Can a Context-free grammar exist, where all of its symbols are useless?

Question

Let G be a context-free grammar, defined with terminals (a,b), starting at S, and having variables (A,B,C,D,E,F,G)

with these production rules:

S -> aA | BD
A -> aA | aAB | aD
B -> aB | aC | BF
C -> Bb | aAC | E
D -> bD | bC | b
E -> aB | bC
F -> aF | aG | a
G -> a | b

I tried to reduce first the non-generating symbols, removing A, B, C and E. Then after tracking the non-reachable symbols, I was left out with S -> nothing.

I have successfully dealt with tens of applications but this is the first case when my grammar self-implodes.

How can this be possible? Is there anything wrong I did? Are there any CFG with useless symbols only?

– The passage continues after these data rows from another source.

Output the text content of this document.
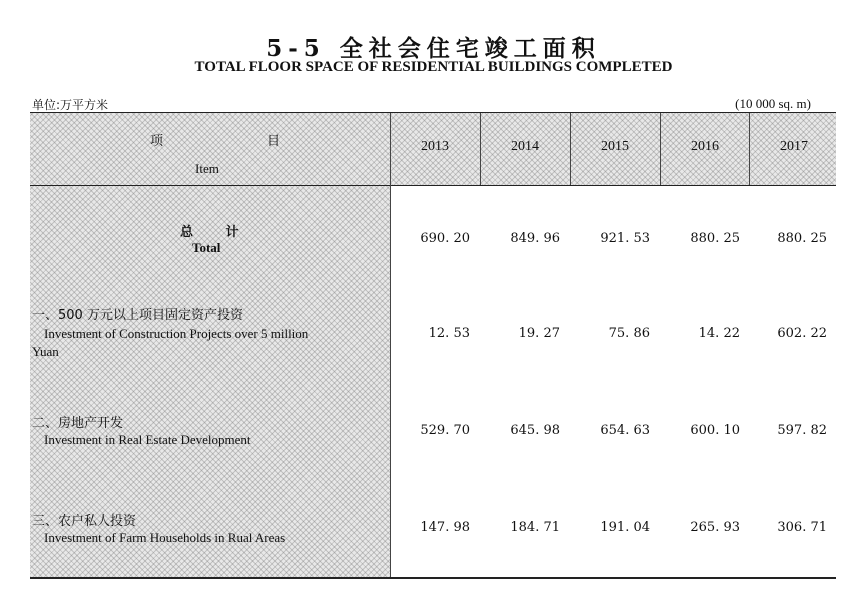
5-5 全社会住宅竣工面积
TOTAL FLOOR SPACE OF RESIDENTIAL BUILDINGS COMPLETED
单位:万平方米	(10 000 sq. m)
项	目
Item
2013	2014	2015	2016	2017
总 计
Total
690. 20	849. 96	921. 53	880. 25	880. 25
一、500 万元以上项目固定资产投资
Investment of Construction Projects over 5 million
Yuan
12. 53	19. 27	75. 86	14. 22	602. 22
二、房地产开发
Investment in Real Estate Development
529. 70	645. 98	654. 63	600. 10	597. 82
三、农户私人投资
Investment of Farm Households in Rual Areas
147. 98	184. 71	191. 04	265. 93	306. 71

EDIT: I remind the algorithm's steps:
1) remove non-generating symbols (the generating X has one at least one derivation X -> w, where w is a string of terminals)
2) remove the non reachable symbols (X is reachable if S -> αXβ)

Answer 1

The definition of a context-free grammar does not require its symbols to be reachable or productive, although every context-free grammar can be transformed into a weakly strongly equivalent (thanks, rici) grammar with no useless symbols. However, since the language of your grammar is nonempty, you probably applied the transformations incorrectly. For example, your grammar generates the string aab:

S ⇒ aA  (S → aA)
  ⇒ aaD (A → aD)
  ⇒ aab (D → b)